Former la jeunesse à la citoyenneté pour garantir la paix et l’avenir
C’est d’ailleurs ce qui a conduit à l’adoption du concept de Cellule de Réflexion Citoyenne (CRC). Ce concept de CRC répond, en effet, au besoin pour les citoyens de se créer des cadres de concertation en vue d’échanger des expériences ou des connaissances sur les questions de développement économique, social et humain à travers la comparaison de divers systèmes possibles et l’adoption des mieux appropriées à la spécificité ivoirienne et africaine.
À l’instar de ce programme qui ambitionne d’initier librement tous les citoyens, et notamment les jeunes, à la formation politique, à l’esprit civil, à la démocratie, à l’auto-emploi, etc, nous espérons avec ces notions de base donner à nos lecteurs les fondements d’une saine participation à la vie politique du pays.
Le manque de formation politique et citoyenne a été une des plus importantes causes de l’instrumentalisation des différences, notamment ethniques, religieuses et sociales pour assouvir bien souvent des ambitions personnelles.
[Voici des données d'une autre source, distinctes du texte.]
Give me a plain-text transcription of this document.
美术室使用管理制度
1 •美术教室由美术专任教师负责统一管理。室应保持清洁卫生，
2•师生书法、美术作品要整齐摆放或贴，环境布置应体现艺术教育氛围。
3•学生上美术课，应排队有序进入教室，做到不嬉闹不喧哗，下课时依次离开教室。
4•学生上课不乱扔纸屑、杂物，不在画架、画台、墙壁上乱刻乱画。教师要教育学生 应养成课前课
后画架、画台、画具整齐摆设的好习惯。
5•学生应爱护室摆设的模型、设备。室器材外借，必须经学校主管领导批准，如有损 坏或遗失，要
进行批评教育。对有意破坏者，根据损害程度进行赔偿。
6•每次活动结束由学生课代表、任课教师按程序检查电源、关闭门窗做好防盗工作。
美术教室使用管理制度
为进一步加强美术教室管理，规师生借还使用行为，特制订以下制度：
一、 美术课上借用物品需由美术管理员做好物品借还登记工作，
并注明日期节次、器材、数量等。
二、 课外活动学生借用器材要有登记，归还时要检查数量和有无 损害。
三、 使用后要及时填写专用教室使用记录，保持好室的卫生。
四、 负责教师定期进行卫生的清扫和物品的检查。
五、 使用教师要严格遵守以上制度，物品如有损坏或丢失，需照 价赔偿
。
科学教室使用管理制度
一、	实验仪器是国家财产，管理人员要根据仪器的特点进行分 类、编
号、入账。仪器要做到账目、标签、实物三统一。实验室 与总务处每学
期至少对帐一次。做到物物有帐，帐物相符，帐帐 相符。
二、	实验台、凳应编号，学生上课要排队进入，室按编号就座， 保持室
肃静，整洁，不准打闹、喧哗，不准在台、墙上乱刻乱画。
Dans bien des cas, c’est le peu de culture politique qui a été un bon terreau pour les projets de division des Ivoiriens. Outre la formation citoyenne, les CRC sensibilisent à l’esprit d’entreprise et à la lutte contre la pauvreté. Une pauvreté, source de bien de maux des sociétés africaines désormais confrontées aux violences urbaines et rurale. Avec plus de 7 millions de chômeurs sur une population d’une vingtaine de millions d’habitants, le chômage a atteint, en Côte d’Ivoire, des proportions dangereuses pour sa stabilité politique.
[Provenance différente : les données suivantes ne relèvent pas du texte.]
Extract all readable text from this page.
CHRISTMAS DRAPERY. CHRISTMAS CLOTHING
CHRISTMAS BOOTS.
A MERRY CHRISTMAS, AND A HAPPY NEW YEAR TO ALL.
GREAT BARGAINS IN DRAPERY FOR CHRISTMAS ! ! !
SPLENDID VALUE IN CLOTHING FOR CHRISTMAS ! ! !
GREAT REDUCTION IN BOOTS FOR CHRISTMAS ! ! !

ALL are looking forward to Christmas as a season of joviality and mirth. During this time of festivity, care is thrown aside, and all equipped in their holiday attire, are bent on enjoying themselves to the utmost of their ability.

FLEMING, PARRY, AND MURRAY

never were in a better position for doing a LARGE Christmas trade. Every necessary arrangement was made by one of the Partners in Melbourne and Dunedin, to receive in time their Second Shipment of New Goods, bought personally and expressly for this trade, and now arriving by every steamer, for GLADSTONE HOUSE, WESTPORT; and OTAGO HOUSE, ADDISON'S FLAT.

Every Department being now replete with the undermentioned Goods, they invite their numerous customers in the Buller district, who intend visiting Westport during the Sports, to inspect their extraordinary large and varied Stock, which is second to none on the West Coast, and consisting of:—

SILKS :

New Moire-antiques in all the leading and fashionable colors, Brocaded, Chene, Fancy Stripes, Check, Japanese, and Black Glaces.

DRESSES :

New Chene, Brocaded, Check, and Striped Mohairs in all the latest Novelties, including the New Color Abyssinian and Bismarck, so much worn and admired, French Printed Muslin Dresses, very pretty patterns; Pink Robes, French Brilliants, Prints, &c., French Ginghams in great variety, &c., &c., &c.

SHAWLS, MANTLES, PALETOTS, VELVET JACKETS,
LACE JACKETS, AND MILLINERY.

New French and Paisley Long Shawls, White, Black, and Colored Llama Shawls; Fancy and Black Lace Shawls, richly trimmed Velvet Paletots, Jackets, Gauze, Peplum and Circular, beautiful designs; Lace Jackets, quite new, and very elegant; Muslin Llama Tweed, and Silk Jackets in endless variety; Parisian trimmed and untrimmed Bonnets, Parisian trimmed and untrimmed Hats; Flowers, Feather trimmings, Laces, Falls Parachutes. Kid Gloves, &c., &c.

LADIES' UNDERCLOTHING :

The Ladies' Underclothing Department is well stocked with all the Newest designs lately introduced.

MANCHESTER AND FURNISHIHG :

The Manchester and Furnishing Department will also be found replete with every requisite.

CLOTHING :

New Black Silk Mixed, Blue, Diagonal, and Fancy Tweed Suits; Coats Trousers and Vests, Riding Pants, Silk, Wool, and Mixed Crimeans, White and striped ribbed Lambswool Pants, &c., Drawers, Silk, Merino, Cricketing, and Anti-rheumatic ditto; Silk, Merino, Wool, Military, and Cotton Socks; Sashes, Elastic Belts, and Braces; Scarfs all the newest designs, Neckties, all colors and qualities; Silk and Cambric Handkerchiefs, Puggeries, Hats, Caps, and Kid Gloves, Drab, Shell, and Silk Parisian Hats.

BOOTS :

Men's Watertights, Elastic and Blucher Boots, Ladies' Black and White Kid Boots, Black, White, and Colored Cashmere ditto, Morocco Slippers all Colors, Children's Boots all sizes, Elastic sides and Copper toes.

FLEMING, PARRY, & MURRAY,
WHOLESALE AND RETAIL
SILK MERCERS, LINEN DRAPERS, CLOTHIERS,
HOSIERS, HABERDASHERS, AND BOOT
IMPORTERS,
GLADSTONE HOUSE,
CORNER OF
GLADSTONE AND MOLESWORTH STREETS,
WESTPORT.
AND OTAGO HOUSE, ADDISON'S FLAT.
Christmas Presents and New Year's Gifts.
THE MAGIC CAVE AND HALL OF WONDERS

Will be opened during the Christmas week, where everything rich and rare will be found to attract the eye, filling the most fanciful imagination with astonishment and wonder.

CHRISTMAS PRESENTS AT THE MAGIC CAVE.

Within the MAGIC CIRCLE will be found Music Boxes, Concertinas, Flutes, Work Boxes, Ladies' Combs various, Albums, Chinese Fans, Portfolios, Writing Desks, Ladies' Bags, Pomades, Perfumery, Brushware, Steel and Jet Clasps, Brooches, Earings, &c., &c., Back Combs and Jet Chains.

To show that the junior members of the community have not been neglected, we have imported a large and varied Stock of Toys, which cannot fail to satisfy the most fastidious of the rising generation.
La mise en place des CRC (Cellule de Réflexion Citoyenne) à travers Abidjan, les villes et villages de l’intérieur du pays, partout où les conditions le permettent et où la volonté existe, est donc un ambitieux projet que complètera le volet formation de base via ce site.
Parmi les objectifs prioritaires des projets de l’Alliance Ivoirienne pour la République et la Démocratie (AIRD), figurent en bonne place :
- Aider les esprits à la réconciliation nationale par une formation citoyenne des Ivoiriens ;
- Vaincre en chaque citoyen la peur du prochain et le dégoût de la politique du fait que cette dernière est progressivement devenue un champ de la violence et de la haine ;
- Promouvoir l’auto-emploi au sein de la jeunesse ivoirienne pour son insertion sociale et la détourner ainsi de la violence.
La Déclaration Universelle des Droits de l’Homme
[i] Selon Amnesty International, dans son rapport publié en février 2013, «Près de deux ans après la fin de la crise post-électorale qui a fait près de 3 000 morts, la Côte d’Ivoire demeure le théâtre de violations graves des droits humains à l’encontre de partisans avérés ou supposés de l’ancien président Laurent Gbagbo. Ces violations ont été commises en réponse à une multiplication d’attaques armées contre des objectifs militaires et stratégiques qui ont créé un climat d’insécurité généralisée.
Les Forces républicaines de Côte d’Ivoire (FRCI, armée nationale) et la police militaire se sont rendues responsables de nombreuses violations des droits humains en arrêtant et détenant des individus en dehors de tout cadre légal sur des bases souvent ethniques et politiques. Ces exactions ont été rendues possibles par la prolifération de lieux de détention non reconnus comme tels où des individus soupçonnés de tentative d’atteinte à la sûreté de l’État ont été détenus au secret, parfois pendant de longues périodes et dans des conditions inhumaines et dégradantes. Beaucoup ont été torturés et certains ont été remis en liberté contre le paiement de rançons.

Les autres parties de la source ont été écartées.